Theo Paphitis wants action on business rates

Paphitis, whose eponymous retail group comprises stationer Ryman, hardware specialist Robert Dyas and lingerie retailer Boux Avenue, said he had increased investment in his brands, which have traded through challenging conditions the government is doing little to address.

He said: “There is no doubt that retailing, particularly on high streets, has tested us to the full, especially coming out of the Covid-19 pandemic, and the lack of any much-needed acknowledgment from the government of retail’s contribution to local communities and economies continues to disappoint.

“They continue to kick the retail business rates can down the road.”

The latest trading results showed that sales at Ryman edged down slightly in the year to March 2024, when store sales rose, and ecommerce was slightly down as the retailer focused on profitability in the latter channel.

EBITDA of £2.7m represented an improvement of approximately £4m year on year.

Ryman’s trading margin improved as footfall increased in city-centre locations, which were hit hard during the pandemic and its aftermath and are a key channel for the retailer.

The business repaid a £5m Coronavirus Large Business Interruption Loan last month and has launched initiatives such as Ryman Design stores, an app and a loyalty scheme.

Paphitis said: “I am very pleased with the progress made by the Ryman business over the last two years as it recovered from the impact of the pandemic. I increased my personal involvement in the business as CEO 16 months ago.

“As well as increased time in the business, I have invested and committed to further funding to ensure Ryman has the resources to build on this progress.”

At Robert Dyas, EBITDA for the year to March 2024 was ”broadly in line” with the £0.2m generated last year, despite store like-for-likes being down by 3.2%, hit by factors such as mild winter weather. Ecommerce now accounts for 40% of sales at the business.
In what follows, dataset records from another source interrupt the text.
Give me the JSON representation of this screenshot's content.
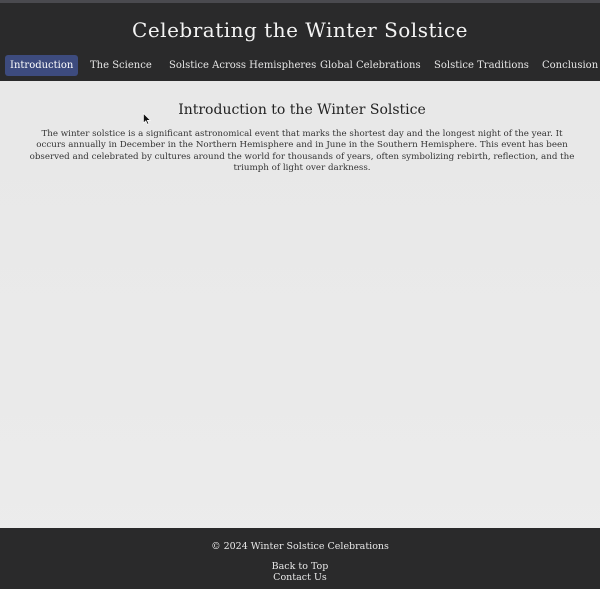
{
  "header": {
    "title": "Celebrating the Winter Solstice"
  },
  "nav": {
    "items": [
      {
        "label": "Introduction",
        "active": true
      },
      {
        "label": "The Science",
        "active": false
      },
      {
        "label": "Solstice Across Hemispheres",
        "active": false
      },
      {
        "label": "Global Celebrations",
        "active": false
      },
      {
        "label": "Solstice Traditions",
        "active": false
      },
      {
        "label": "Conclusion",
        "active": false
      }
    ]
  },
  "main": {
    "section_title": "Introduction to the Winter Solstice",
    "paragraph": "The winter solstice is a significant astronomical event that marks the shortest day and the longest night of the year. It occurs annually in December in the Northern Hemisphere and in June in the Southern Hemisphere. This event has been observed and celebrated by cultures around the world for thousands of years, often symbolizing rebirth, reflection, and the triumph of light over darkness."
  },
  "footer": {
    "copyright": "© 2024 Winter Solstice Celebrations",
    "back_to_top": "Back to Top",
    "contact_us": "Contact Us"
  },
  "colors": {
    "header_bg": "#2a2a2b",
    "active_tab": "#3d4b7e",
    "page_bg": "#ececec"
  }
}
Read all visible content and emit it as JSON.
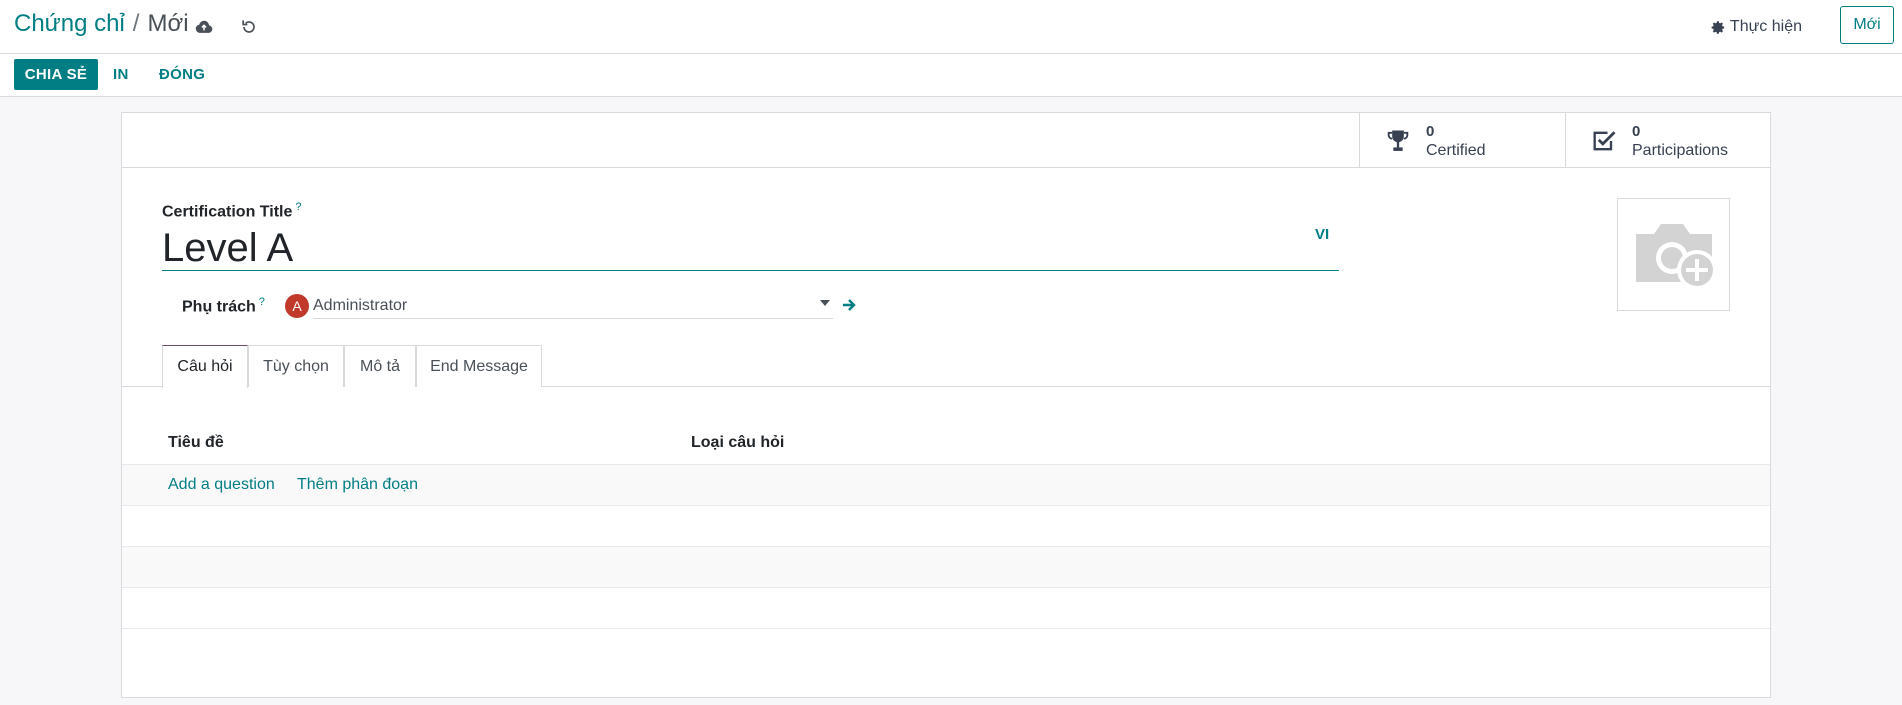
{
  "breadcrumb": {
    "parent": "Chứng chỉ",
    "separator": "/",
    "current": "Mới"
  },
  "topbar": {
    "action_label": "Thực hiện",
    "new_label": "Mới"
  },
  "statusbar": {
    "share": "CHIA SẺ",
    "print": "IN",
    "close": "ĐÓNG"
  },
  "stats": [
    {
      "value": "0",
      "label": "Certified"
    },
    {
      "value": "0",
      "label": "Participations"
    }
  ],
  "form": {
    "title_label": "Certification Title",
    "help_mark": "?",
    "title_value": "Level A",
    "lang": "VI",
    "responsible_label": "Phụ trách",
    "responsible_initial": "A",
    "responsible_value": "Administrator"
  },
  "tabs": [
    "Câu hỏi",
    "Tùy chọn",
    "Mô tả",
    "End Message"
  ],
  "list": {
    "columns": [
      "Tiêu đề",
      "Loại câu hỏi"
    ],
    "add_question": "Add a question",
    "add_section": "Thêm phân đoạn"
  },
  "colors": {
    "accent": "#017e84",
    "tab_active": "#714b67",
    "avatar": "#c0392b"
  }
}
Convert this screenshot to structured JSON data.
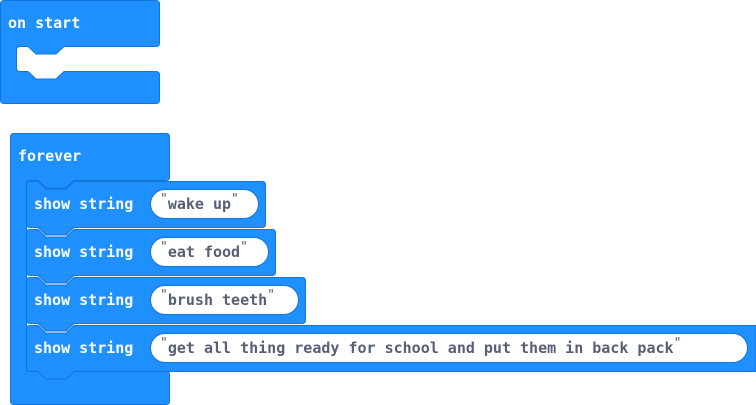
{
  "colors": {
    "block_fill": "#1E90FF",
    "block_border": "#1475D9",
    "input_text": "#575E75",
    "input_bg": "#ffffff"
  },
  "on_start": {
    "label": "on start"
  },
  "forever": {
    "label": "forever",
    "statements": [
      {
        "label": "show string",
        "value": "wake up"
      },
      {
        "label": "show string",
        "value": "eat food"
      },
      {
        "label": "show string",
        "value": "brush teeth"
      },
      {
        "label": "show string",
        "value": "get all thing ready for school and put them in back pack"
      }
    ]
  },
  "quote_open": "\"",
  "quote_close": "\""
}
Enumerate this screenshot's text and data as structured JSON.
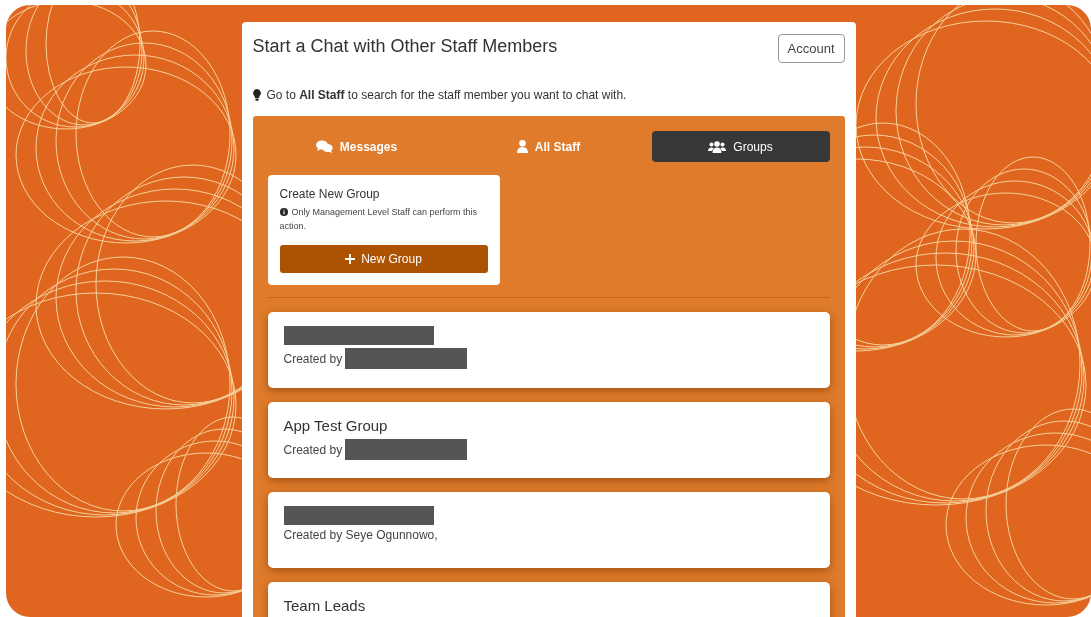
{
  "header": {
    "title": "Start a Chat with Other Staff Members",
    "account_button": "Account"
  },
  "hint": {
    "text": "Go to **All Staff** to search for the staff member you want to chat with."
  },
  "tabs": [
    {
      "label": "Messages",
      "selected": false
    },
    {
      "label": "All Staff",
      "selected": false
    },
    {
      "label": "Groups",
      "selected": true
    }
  ],
  "create_group": {
    "title": "Create New Group",
    "notice": "Only Management Level Staff can perform this action.",
    "button": "New Group"
  },
  "groups": [
    {
      "title_redacted": true,
      "created_by_label": "Created by",
      "creator_redacted": true
    },
    {
      "title": "App Test Group",
      "title_redacted": false,
      "created_by_label": "Created by",
      "creator_redacted": true
    },
    {
      "title_redacted": true,
      "created_by_label": "Created by Seye Ogunnowo,",
      "creator_redacted": false
    },
    {
      "title": "Team Leads",
      "title_redacted": false
    }
  ]
}
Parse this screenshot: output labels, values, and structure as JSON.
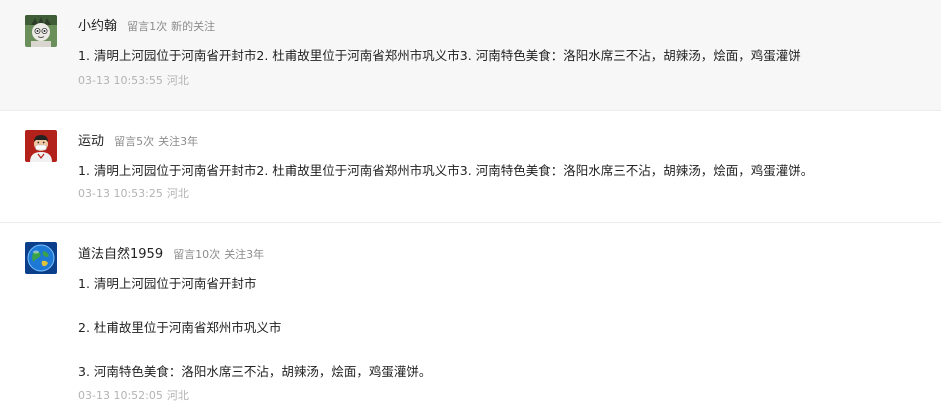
{
  "comments": [
    {
      "nickname": "小约翰",
      "msg_count": "留言1次",
      "follow": "新的关注",
      "avatar_icon": "cartoon-character-avatar",
      "text": "1. 清明上河园位于河南省开封市2. 杜甫故里位于河南省郑州市巩义市3. 河南特色美食：洛阳水席三不沾，胡辣汤，烩面，鸡蛋灌饼",
      "time": "03-13 10:53:55",
      "location": "河北"
    },
    {
      "nickname": "运动",
      "msg_count": "留言5次",
      "follow": "关注3年",
      "avatar_icon": "masked-person-avatar",
      "text": "1. 清明上河园位于河南省开封市2. 杜甫故里位于河南省郑州市巩义市3. 河南特色美食：洛阳水席三不沾，胡辣汤，烩面，鸡蛋灌饼。",
      "time": "03-13 10:53:25",
      "location": "河北"
    },
    {
      "nickname": "道法自然1959",
      "msg_count": "留言10次",
      "follow": "关注3年",
      "avatar_icon": "globe-avatar",
      "paragraphs": [
        "1. 清明上河园位于河南省开封市",
        "2. 杜甫故里位于河南省郑州市巩义市",
        "3. 河南特色美食：洛阳水席三不沾，胡辣汤，烩面，鸡蛋灌饼。"
      ],
      "time": "03-13 10:52:05",
      "location": "河北"
    }
  ],
  "colors": {
    "highlight_row_bg": "#f7f7f7",
    "meta_gray": "#8c8c8c",
    "footer_gray": "#b3b3b3",
    "text": "#222222"
  }
}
Paphitis said: “Robert Dyas has continued its development and has been successful in offering a truly multichannel proposition to our customers. 

“We have carefully opened new stores, investing in the high street and its communities, and are looking for further opportunities as well as extending our joint stores with Ryman, which our customers have responded well to.”

EBITDA at Boux Avenue last year is expected to show an improvement of £2m in 2023. Boux has benefited from trading partnerships with retailers such as Marks & Spencer and did well at peaks such as Black Friday and Valentine’s Day. 

Paphitis said: “I have continued to invest in the Boux Avenue business and, despite a very challenging year to March 2023, I am pleased that progress has been made in the last 12 months. In particular, the momentum since November through our key trading periods is encouraging.”

Formal results for the group for the year to March 2023 are being filed at present.